Adam: A lot of what you write [creates] this reaction of, “Yeah, I should be doing that, but I don’t do enough of it.” It might be what our colleagues Pfeffer and Sutton call a “knowing-doing gap,” where you recognize that something is an effective practice, and then you look at your calendar and think, “I’m a total failure when it comes to doing that.” What advice do you have for closing those gaps, and making sure that we actually do build that time into our schedules?
Brad: I think folks like Stephen Covey got it right—the tyranny of the urgent over the important is a constant theme through life. We know what we should do, but then somebody walks into our office asking if we can go to a meeting, or if we can knock something out for them. We know it’s not as important, but it’s right there in front of us, so we go ahead and run down that path.

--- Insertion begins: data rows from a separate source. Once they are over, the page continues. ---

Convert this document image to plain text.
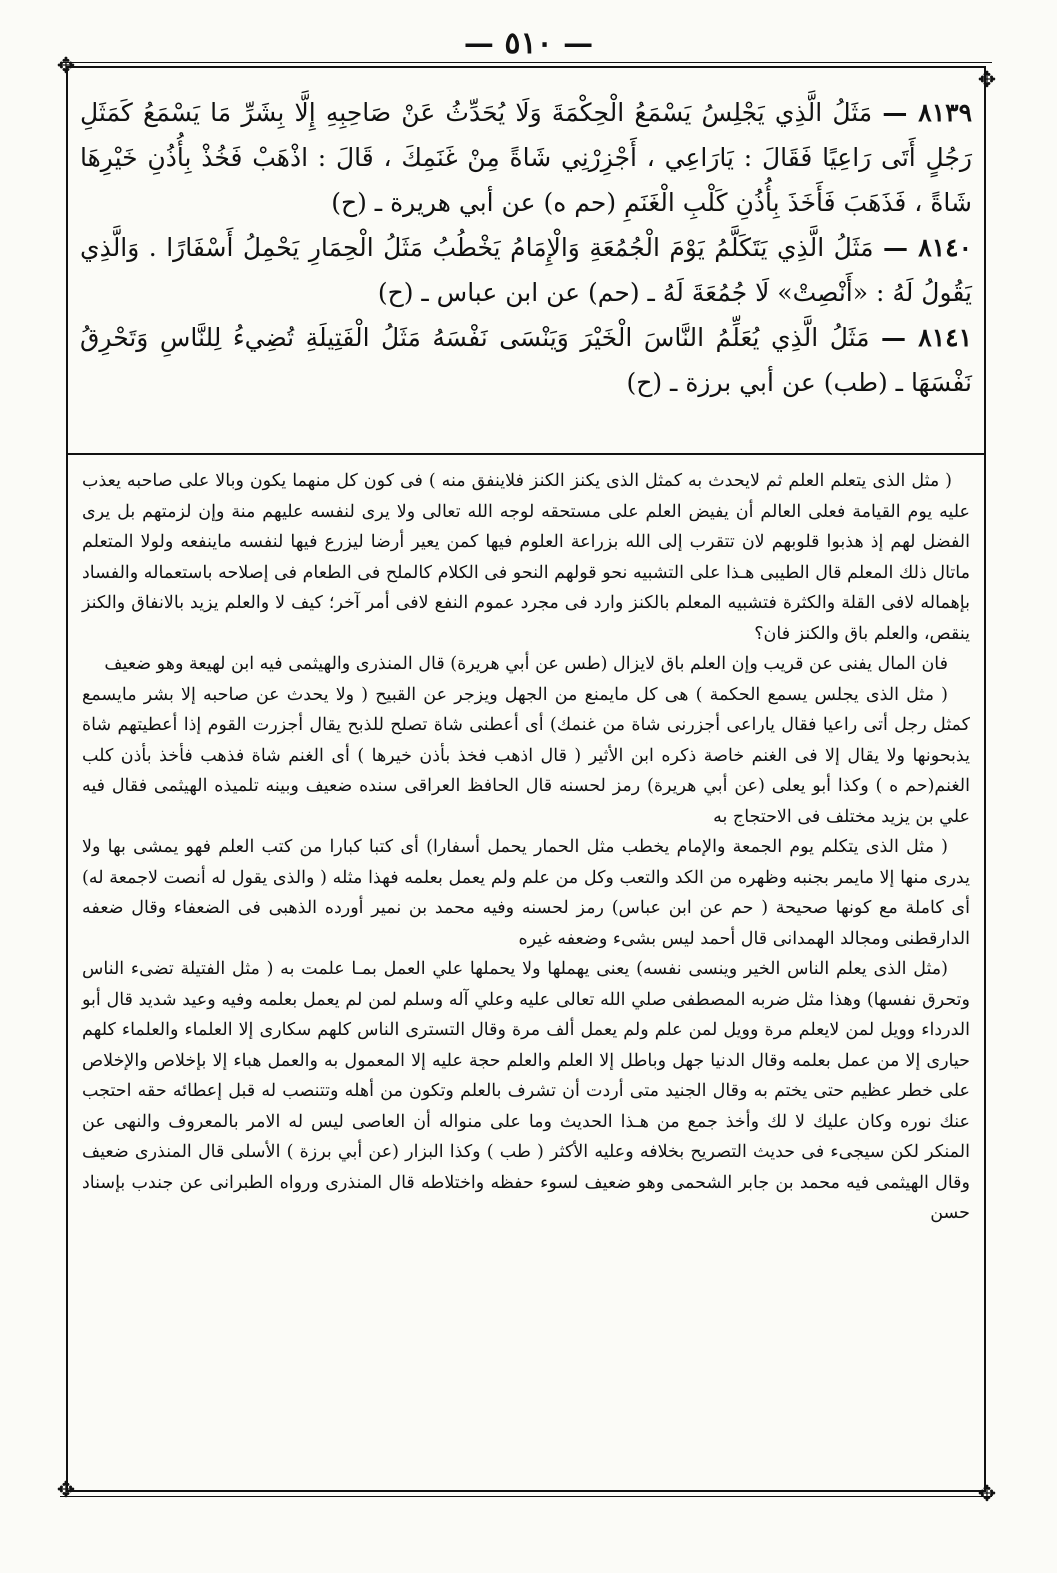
— ٥١٠ —
✥
✥
✥	✥

٨١٣٩ — مَثَلُ الَّذِي يَجْلِسُ يَسْمَعُ الْحِكْمَةَ وَلَا يُحَدِّثُ عَنْ صَاحِبِهِ إِلَّا بِشَرِّ مَا يَسْمَعُ كَمَثَلِ رَجُلٍ أَتَى رَاعِيًا فَقَالَ : يَارَاعِي ، أَجْزِرْنِي شَاةً مِنْ غَنَمِكَ ، قَالَ : اذْهَبْ فَخُذْ بِأُذُنِ خَيْرِهَا شَاةً ، فَذَهَبَ فَأَخَذَ بِأُذُنِ كَلْبِ الْغَنَمِ (حم ه) عن أبي هريرة ـ (ح)

٨١٤٠ — مَثَلُ الَّذِي يَتَكَلَّمُ يَوْمَ الْجُمُعَةِ وَالْإِمَامُ يَخْطُبُ مَثَلُ الْحِمَارِ يَحْمِلُ أَسْفَارًا . وَالَّذِي يَقُولُ لَهُ : «أَنْصِتْ» لَا جُمُعَةَ لَهُ ـ (حم) عن ابن عباس ـ (ح)

٨١٤١ — مَثَلُ الَّذِي يُعَلِّمُ النَّاسَ الْخَيْرَ وَيَنْسَى نَفْسَهُ مَثَلُ الْفَتِيلَةِ تُضِيءُ لِلنَّاسِ وَتَحْرِقُ نَفْسَهَا ـ (طب) عن أبي برزة ـ (ح)

( مثل الذى يتعلم العلم ثم لايحدث به كمثل الذى يكنز الكنز فلاينفق منه ) فى كون كل منهما يكون وبالا على صاحبه يعذب عليه يوم القيامة فعلى العالم أن يفيض العلم على مستحقه لوجه الله تعالى ولا يرى لنفسه عليهم منة وإن لزمتهم بل يرى الفضل لهم إذ هذبوا قلوبهم لان تتقرب إلى الله بزراعة العلوم فيها كمن يعير أرضا ليزرع فيها لنفسه ماينفعه ولولا المتعلم ماتال ذلك المعلم قال الطيبى هـذا على التشبيه نحو قولهم النحو فى الكلام كالملح فى الطعام فى إصلاحه باستعماله والفساد بإهماله لافى القلة والكثرة فتشبيه المعلم بالكنز وارد فى مجرد عموم النفع لافى أمر آخر؛ كيف لا والعلم يزيد بالانفاق والكنز ينقص، والعلم باق والكنز فان؟

فان المال يفنى عن قريب وإن العلم باق لايزال (طس عن أبي هريرة) قال المنذرى والهيثمى فيه ابن لهيعة وهو ضعيف

( مثل الذى يجلس يسمع الحكمة ) هى كل مايمنع من الجهل ويزجر عن القبيح ( ولا يحدث عن صاحبه إلا بشر مايسمع كمثل رجل أتى راعيا فقال ياراعى أجزرنى شاة من غنمك) أى أعطنى شاة تصلح للذبح يقال أجزرت القوم إذا أعطيتهم شاة يذبحونها ولا يقال إلا فى الغنم خاصة ذكره ابن الأثير ( قال اذهب فخذ بأذن خيرها ) أى الغنم شاة فذهب فأخذ بأذن كلب الغنم(حم ه ) وكذا أبو يعلى (عن أبي هريرة) رمز لحسنه قال الحافظ العراقى سنده ضعيف وبينه تلميذه الهيثمى فقال فيه علي بن يزيد مختلف فى الاحتجاج به

( مثل الذى يتكلم يوم الجمعة والإمام يخطب مثل الحمار يحمل أسفارا) أى كتبا كبارا من كتب العلم فهو يمشى بها ولا يدرى منها إلا مايمر بجنبه وظهره من الكد والتعب وكل من علم ولم يعمل بعلمه فهذا مثله ( والذى يقول له أنصت لاجمعة له) أى كاملة مع كونها صحيحة ( حم عن ابن عباس) رمز لحسنه وفيه محمد بن نمير أورده الذهبى فى الضعفاء وقال ضعفه الدارقطنى ومجالد الهمدانى قال أحمد ليس بشىء وضعفه غيره

(مثل الذى يعلم الناس الخير وينسى نفسه) يعنى يهملها ولا يحملها علي العمل بمـا علمت به ( مثل الفتيلة تضىء الناس وتحرق نفسها) وهذا مثل ضربه المصطفى صلي الله تعالى عليه وعلي آله وسلم لمن لم يعمل بعلمه وفيه وعيد شديد قال أبو الدرداء وويل لمن لايعلم مرة وويل لمن علم ولم يعمل ألف مرة وقال التسترى الناس كلهم سكارى إلا العلماء والعلماء كلهم حيارى إلا من عمل بعلمه وقال الدنيا جهل وباطل إلا العلم والعلم حجة عليه إلا المعمول به والعمل هباء إلا بإخلاص والإخلاص على خطر عظيم حتى يختم به وقال الجنيد متى أردت أن تشرف بالعلم وتكون من أهله وتتنصب له قبل إعطائه حقه احتجب عنك نوره وكان عليك لا لك وأخذ جمع من هـذا الحديث وما على منواله أن العاصى ليس له الامر بالمعروف والنهى عن المنكر لكن سيجىء فى حديث التصريح بخلافه وعليه الأكثر ( طب ) وكذا البزار (عن أبي برزة ) الأسلى قال المنذرى ضعيف وقال الهيثمى فيه محمد بن جابر الشحمى وهو ضعيف لسوء حفظه واختلاطه قال المنذرى ورواه الطبرانى عن جندب بإسناد حسن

I’m both an operations professor and a behavioral scientist, so as I wrote the book, part of the goal was to say, “Hey, let’s understand the psychology of why we get in our own way.” But I think we can go back to some of the operations, some of the process side, to come up with a better approach.
Research tells us that we often do a better job of taking care of our future self, as opposed to our present self. So in the moment, right now, if you ask me, “Hey, are you going to take 15 minutes to reflect? Or are you going to go down the hall and chat with somebody?” I might have the urge to go down the hall and chat with them.
On the other hand, if I’m making my schedule for tomorrow or for next week, I might actually do a pretty good job of blocking it out, saying, “Look, I need to knock out an hour of writing in the morning. It doesn’t matter what else is going on—I’ve got to have that hour to write.” Or, “I need that 15 minutes to reflect.” So I’m a big fan of actively managing the calendar, and blocking out that time.
Sometimes you can tell everybody what you’re doing, and in others, you might need to come up with a code word: “Look, I’m in a meeting.” That meeting happens to be just me reflecting, but that’s the sort of process and accountability approach that protects us from ourselves.